Speedwagon steals most scenes with his melodramatic narration and reactions to everything that happens. I think it's impossible not to love his ridiculousness; even if he has completely abandoned his intimidating appearance from the previous volume he's so adorable like this that it doesn't matter at all.
It soon turns out that Jonathan Joestar's problems aren't over yet as he encounters the mysterious Baron Zeppeli. Zeppeli seems intent on dragging poor JoJo into even more trouble, but he's kind enough to introduce him to some new techniques first. The episodes on this disc consequently teach us all about hamon, the foundation of a new fighting style which might give our hero the edge over his opponents.

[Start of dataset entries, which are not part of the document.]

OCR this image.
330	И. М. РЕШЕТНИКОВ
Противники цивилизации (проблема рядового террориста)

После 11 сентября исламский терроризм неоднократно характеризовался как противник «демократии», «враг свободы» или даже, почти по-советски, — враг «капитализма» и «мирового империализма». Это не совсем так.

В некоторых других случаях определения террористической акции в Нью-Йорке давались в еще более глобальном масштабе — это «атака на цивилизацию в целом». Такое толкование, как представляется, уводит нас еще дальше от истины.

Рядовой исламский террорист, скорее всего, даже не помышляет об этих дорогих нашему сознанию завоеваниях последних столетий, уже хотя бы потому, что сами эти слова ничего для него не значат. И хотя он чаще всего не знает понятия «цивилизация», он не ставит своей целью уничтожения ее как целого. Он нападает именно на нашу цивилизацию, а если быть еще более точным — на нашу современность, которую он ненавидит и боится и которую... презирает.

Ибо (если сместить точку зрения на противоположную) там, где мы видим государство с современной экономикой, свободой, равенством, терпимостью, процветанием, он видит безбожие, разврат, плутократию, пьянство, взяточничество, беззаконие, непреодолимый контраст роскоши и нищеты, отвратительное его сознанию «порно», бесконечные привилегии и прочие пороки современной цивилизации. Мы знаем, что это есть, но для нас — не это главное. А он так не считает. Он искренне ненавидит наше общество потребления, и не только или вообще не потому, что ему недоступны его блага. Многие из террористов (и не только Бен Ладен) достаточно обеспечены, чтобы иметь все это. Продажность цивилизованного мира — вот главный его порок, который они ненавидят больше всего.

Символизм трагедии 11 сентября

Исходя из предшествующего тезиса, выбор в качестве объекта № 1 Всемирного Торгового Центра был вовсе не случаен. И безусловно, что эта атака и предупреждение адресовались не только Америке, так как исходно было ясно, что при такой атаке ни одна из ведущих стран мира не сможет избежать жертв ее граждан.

With another clash between JoJo and Dio seeming inevitable, the three unlikely heroes head to the town of Windknight's Lot to confront the swarm of criminals and undead warriors lying in wait for them. The classic shounen battles which follow are turned into impromptu training sessions by the unpredictable Zeppeli. Every time I think that the series has reached its limit for craziness, it bowls me over with Zoom Punches and various rainbow-hued Overdrive attacks. My excitement turns into laughter (then straight back into excitement) many times over the course of each episode.

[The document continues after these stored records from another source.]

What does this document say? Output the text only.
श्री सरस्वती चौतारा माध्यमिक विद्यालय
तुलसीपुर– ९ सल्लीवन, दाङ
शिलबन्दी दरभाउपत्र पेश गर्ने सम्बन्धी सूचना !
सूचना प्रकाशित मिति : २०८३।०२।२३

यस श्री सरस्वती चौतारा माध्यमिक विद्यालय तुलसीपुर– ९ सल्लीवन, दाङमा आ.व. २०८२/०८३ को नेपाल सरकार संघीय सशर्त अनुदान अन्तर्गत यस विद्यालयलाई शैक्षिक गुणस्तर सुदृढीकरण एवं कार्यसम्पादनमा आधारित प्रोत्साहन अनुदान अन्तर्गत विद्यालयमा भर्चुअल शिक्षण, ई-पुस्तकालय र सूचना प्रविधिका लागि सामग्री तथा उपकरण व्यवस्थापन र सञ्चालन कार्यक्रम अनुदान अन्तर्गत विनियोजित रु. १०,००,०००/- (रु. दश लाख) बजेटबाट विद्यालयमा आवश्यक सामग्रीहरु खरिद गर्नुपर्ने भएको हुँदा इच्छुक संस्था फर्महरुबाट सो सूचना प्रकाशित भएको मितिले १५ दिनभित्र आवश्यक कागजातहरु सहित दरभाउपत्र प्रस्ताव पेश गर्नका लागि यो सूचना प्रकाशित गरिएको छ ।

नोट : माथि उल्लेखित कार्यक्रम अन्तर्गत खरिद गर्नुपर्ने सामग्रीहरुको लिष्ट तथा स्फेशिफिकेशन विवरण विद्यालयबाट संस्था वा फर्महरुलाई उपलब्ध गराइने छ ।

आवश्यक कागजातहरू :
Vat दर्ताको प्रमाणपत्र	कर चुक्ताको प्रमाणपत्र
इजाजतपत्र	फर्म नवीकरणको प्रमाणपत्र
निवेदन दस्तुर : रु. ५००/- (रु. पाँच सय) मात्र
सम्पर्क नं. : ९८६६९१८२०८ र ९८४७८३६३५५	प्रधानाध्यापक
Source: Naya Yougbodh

JoJo's Bizarre Adventure volume 2 was released on 22nd February 2013 and is available as a special edition Blu-ray or first press DVD (picture). The standard Blu-ray and standard DVD aren't being made available until the first press versions have sold out. Once again, the first press DVD has a special slipcase to set it apart from the standard edition while the Blu-ray has a more interesting 64-page 'Key Animations ~Phanton Blood~' booklet accompanying its special packaging (pictured). The second proof of purchase ticket you need to collect to claim your special statue at the end of the series is also included, of course.
On-disc extras for the Blu-ray are limited to English subtitles and a couple of television commercials for the first part of the series. The quality of the English subtitles on the Japanese edition is just as good as before.